Anyone have any pics of how the oil line attaches to the pump? I just took the pump off of a 5200, and there was nothing there.....no line, spring or pickup. What size line does it take.:confused:
 
Anyone have any pics of how the oil line attaches to the pump? I just took the pump off of a 5200, and there was nothing there.....no line, spring or pickup. What size line does it take.:confused:

It originally had a rubber line on it with a spring over it acting like a clamp.

I use a piece of Tygon fuel line, 1/8ID X 3/16OD and that works fine. That line needs to be about 5" long and it had a brass screen/weight on the end of it.
 
Anyone have any pics of how the oil line attaches to the pump? I just took the pump off of a 5200, and there was nothing there.....no line, spring or pickup. What size line does it take.:confused:

I just looked at a new pump I have. If you look at the back of the pump you will see a groove that is at the front side of the saw.
The groove is about 1/8" wide or so. It runs from the pick up point where the the hose attaches back to the gear. The hose is attached to a fitting at the end of the groove towards the front of the saw.

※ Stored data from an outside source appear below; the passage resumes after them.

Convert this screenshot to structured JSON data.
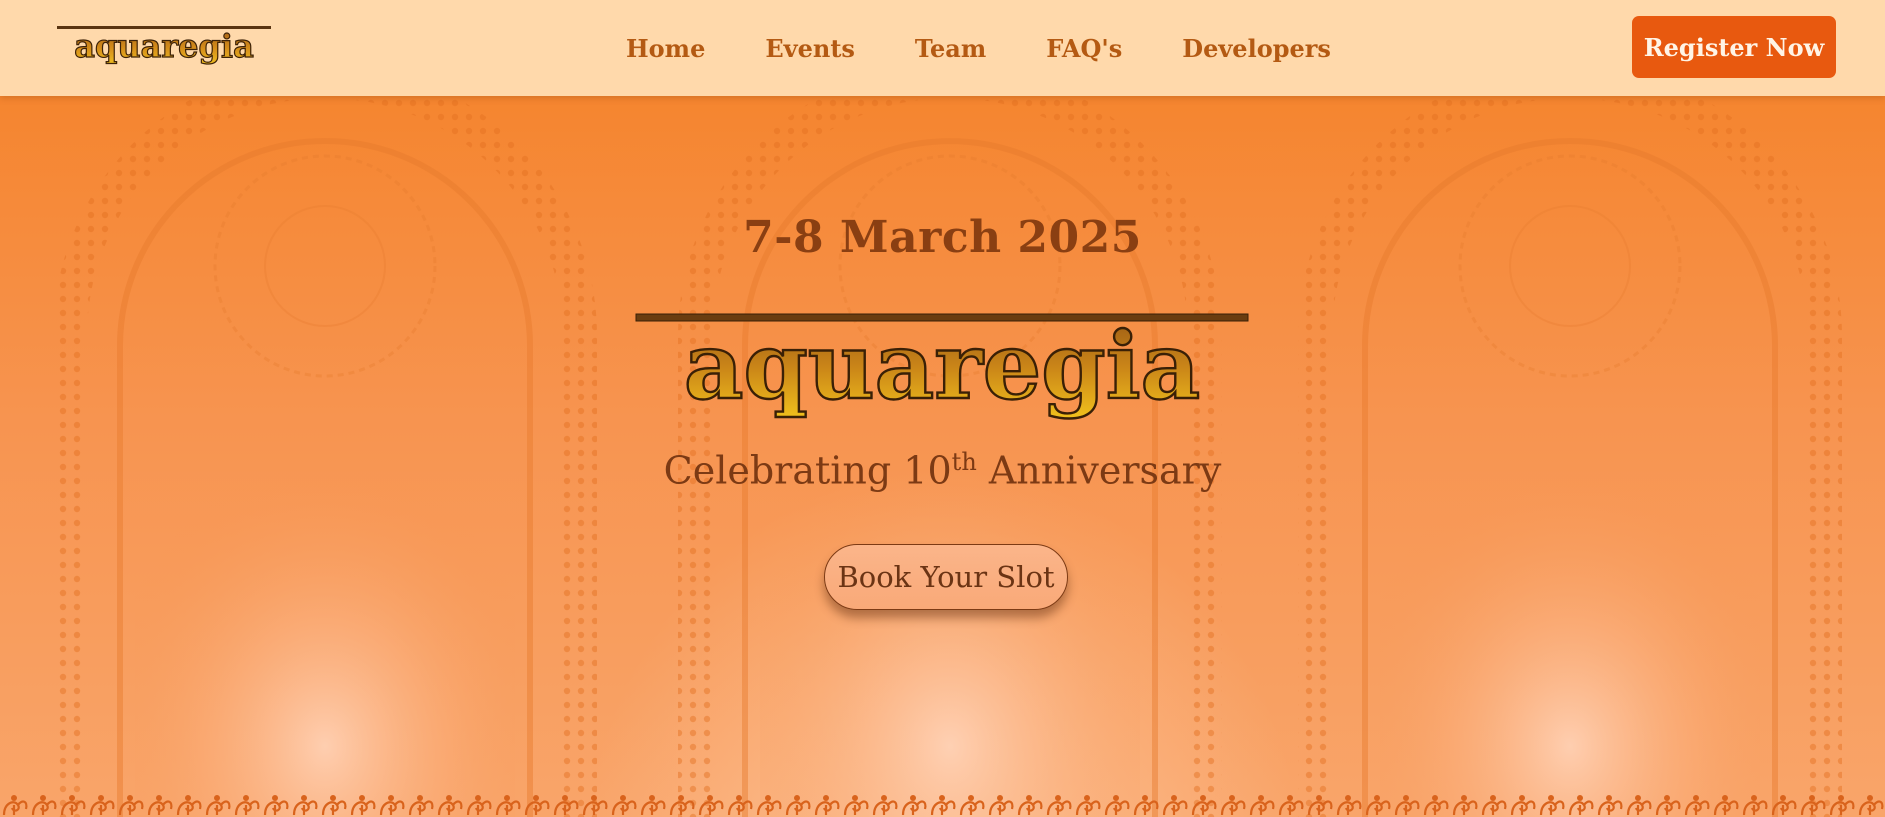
{
  "brand": {
    "name": "aquaregia"
  },
  "nav": {
    "links": [
      "Home",
      "Events",
      "Team",
      "FAQ's",
      "Developers"
    ],
    "register_label": "Register Now"
  },
  "hero": {
    "date": "7-8 March 2025",
    "celebrating_prefix": "Celebrating 10",
    "celebrating_sup": "th",
    "celebrating_suffix": " Anniversary",
    "cta_label": "Book Your Slot"
  },
  "colors": {
    "nav_bg": "#ffd9ab",
    "accent": "#e8590f",
    "hero_orange": "#f5873a",
    "text_brown": "#8a3f12"
  },
  "icons": [
    "aquaregia-logo",
    "flask-icon",
    "arch-ornament",
    "floral-border"
  ]
}
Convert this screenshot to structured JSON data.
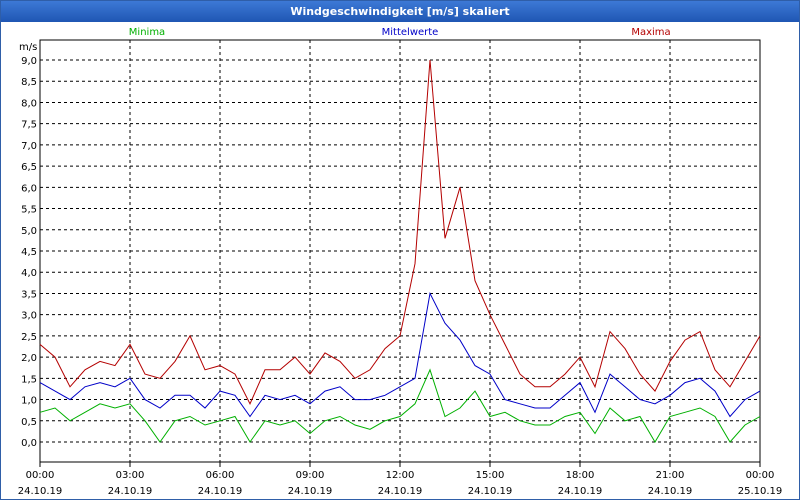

If I didn't explain that clearly enough, let me know and I will take a pic but it may not be until the weekend.
 
It originally had a rubber line on it with a spring over it acting like a clamp.

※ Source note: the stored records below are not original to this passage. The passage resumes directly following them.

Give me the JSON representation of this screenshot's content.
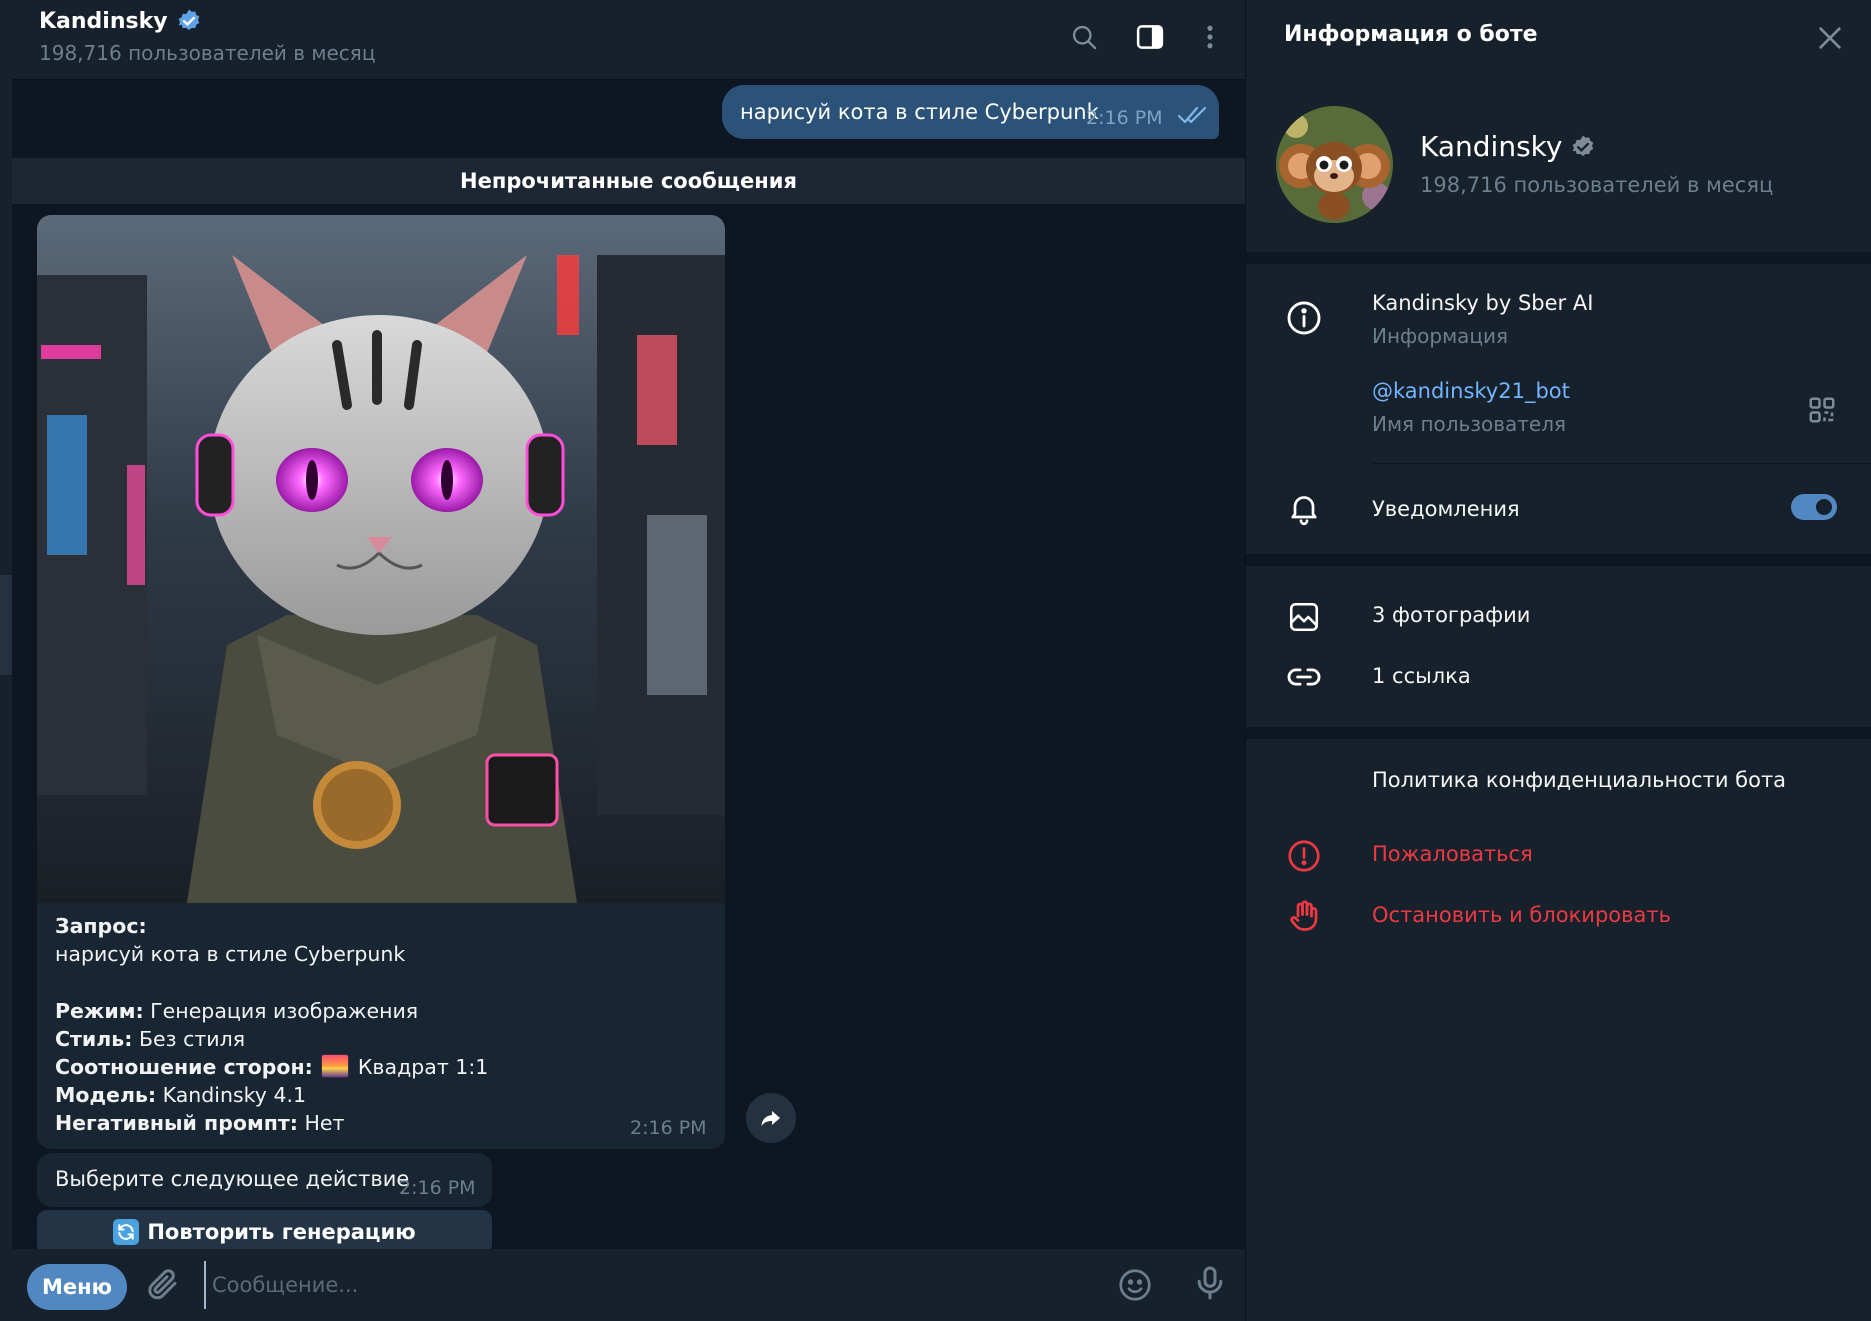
{
  "chat": {
    "title": "Kandinsky",
    "subtitle": "198,716 пользователей в месяц",
    "outgoing": {
      "text": "нарисуй кота в стиле Cyberpunk",
      "time": "2:16 PM"
    },
    "unread_label": "Непрочитанные сообщения",
    "photo_message": {
      "caption": {
        "request_label": "Запрос:",
        "request_text": "нарисуй кота в стиле Cyberpunk",
        "mode_label": "Режим:",
        "mode_value": " Генерация изображения",
        "style_label": "Стиль:",
        "style_value": " Без стиля",
        "ratio_label": "Соотношение сторон:",
        "ratio_value": " Квадрат 1:1",
        "model_label": "Модель:",
        "model_value": " Kandinsky 4.1",
        "negative_label": "Негативный промпт:",
        "negative_value": " Нет"
      },
      "time": "2:16 PM"
    },
    "action_message": {
      "text": "Выберите следующее действие",
      "time": "2:16 PM"
    },
    "inline_button": "Повторить генерацию",
    "composer": {
      "menu_label": "Меню",
      "placeholder": "Сообщение..."
    }
  },
  "info_panel": {
    "title": "Информация о боте",
    "bot_name": "Kandinsky",
    "bot_sub": "198,716 пользователей в месяц",
    "about_text": "Kandinsky by Sber AI",
    "about_label": "Информация",
    "username": "@kandinsky21_bot",
    "username_label": "Имя пользователя",
    "notifications_label": "Уведомления",
    "notifications_on": true,
    "photos_label": "3 фотографии",
    "links_label": "1 ссылка",
    "privacy_label": "Политика конфиденциальности бота",
    "report_label": "Пожаловаться",
    "block_label": "Остановить и блокировать"
  },
  "colors": {
    "accent": "#5288c1",
    "outgoing_bubble": "#2b5278",
    "danger": "#ec3942",
    "link": "#72b5ff"
  },
  "icons": [
    "search-icon",
    "sidebar-toggle-icon",
    "more-vertical-icon",
    "verified-icon",
    "double-check-icon",
    "share-icon",
    "refresh-icon",
    "paperclip-icon",
    "emoji-icon",
    "microphone-icon",
    "close-icon",
    "info-icon",
    "qr-code-icon",
    "bell-icon",
    "photo-icon",
    "link-icon",
    "warning-icon",
    "hand-stop-icon"
  ]
}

I use a piece of Tygon fuel line, 1/8ID X 3/16OD and that works fine. That line needs to be about 5" long and it had a brass screen/weight on the end of it.

I just looked at a new pump I have. If you look at the back of the pump you will see a groove that is at the front side of the saw.
The groove is about 1/8" wide or so. It runs from the pick up point where the the hose attaches back to the gear. The hose is attached to a fitting at the end of the groove towards the front of the saw.

If I didn't explain that clearly enough, let me know and I will take a pic but it may not be until the weekend.

Thanks for the replies. What does the line attach to? Is there supposed to be a nipple on the pump body?